Soon after the price of Ethereum crossed the critical $1400-level a few days ago, the charts dropped. However, amid the size of market adjustments, the cryptocurrency continued to stay near to its ATH with a selling price of $1,255 at press time.
Over the past few days, two of Ethereum’s primary metrics have also recorded all-time highs. The world’s second-largest cryptocurrency has seen its network problems and hash rates reaching new heights.
The mining difficulties of the Ethereum network have been slowly growing for some time now, with 4410T now reaching the same amount as the data given by Glassnode. In fact, the pace of its growth has increased even further since 05 January 2020.
Interestingly, with the start of 2021, the coin was eventually able to rise beyond the heights last seen during the 2017-18 bull run. This has a great deal of importance for Ethereum and the fact that, with the increase in the complexity of the network, the hash rate for the coin has also risen is a good indication of the robustness of the network and of the market behavior of Ethereum in the coming months.
According to Etherscan, the average hash rate of the coin, identical to the network complexity, has recently reached a new peak of 338,213,5899 GH/s, with the same holding without any major dips on the graph. The fact that these two metrics have done so well considering the significant changes that Ethereum has experienced in the last few months is a good sign for traders who have invested in the coin.

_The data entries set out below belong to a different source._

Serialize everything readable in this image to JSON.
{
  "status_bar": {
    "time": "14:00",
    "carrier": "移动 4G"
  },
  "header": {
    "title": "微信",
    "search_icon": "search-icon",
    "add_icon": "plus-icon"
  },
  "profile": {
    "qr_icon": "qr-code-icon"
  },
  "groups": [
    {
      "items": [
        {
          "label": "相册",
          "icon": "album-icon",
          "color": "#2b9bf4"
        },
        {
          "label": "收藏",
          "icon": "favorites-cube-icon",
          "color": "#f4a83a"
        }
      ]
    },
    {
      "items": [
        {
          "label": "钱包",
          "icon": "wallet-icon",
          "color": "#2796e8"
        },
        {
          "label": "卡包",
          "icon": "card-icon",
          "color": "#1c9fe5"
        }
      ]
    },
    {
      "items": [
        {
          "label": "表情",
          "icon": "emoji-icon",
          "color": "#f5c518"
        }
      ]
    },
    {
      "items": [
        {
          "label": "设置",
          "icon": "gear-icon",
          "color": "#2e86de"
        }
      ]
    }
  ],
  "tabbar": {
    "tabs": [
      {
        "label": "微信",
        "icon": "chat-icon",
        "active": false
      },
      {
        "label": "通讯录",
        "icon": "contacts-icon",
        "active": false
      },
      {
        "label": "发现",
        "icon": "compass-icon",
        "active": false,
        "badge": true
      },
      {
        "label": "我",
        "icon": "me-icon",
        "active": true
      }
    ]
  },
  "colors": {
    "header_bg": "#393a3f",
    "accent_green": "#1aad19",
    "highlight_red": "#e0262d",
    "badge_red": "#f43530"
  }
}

This isn’t it either. Despite the long-delayed introduction of ETH 2.0, according to the coin’s network info, approximately 2.79 million ETHs were participating in the ETH 2.0 deposit contract at press time.
The fact that after a $10k decline in Bitcoin value relative to its ATH, Ethereum has retained its price level above $1000 indicates that these solid network dynamics are backing the price of the coin on the charts.
The spike in these two metrics suggests that more people are likely to mine Ethereum, and one of the main reasons why this is the case is that mining ETH is still a lucrative enterprise. To a certain point, it may be claimed that the main factor behind the growth in mining difficulties and hash rates in Ethereum is an increase in mining revenues.
According to the data generated by BitInfoCharts, Ethereum miners continue to be very lucrative. The data reveals that the profitability of mining firms has improved since October 2020. At press time, Ethereum’s mining viability was about 0.085, increasing gradually from a low point of 0.0225 in the last few months.
Solid network fundamentals, combined with the backing of the Ethereum miners who are carrying the coin, suggest that the coin is likely to retain its current role. Although Ethereum appears to enjoy a high connection with Bitcoin and its price activity, a major Ethereum correction might not be on the cards in the short term.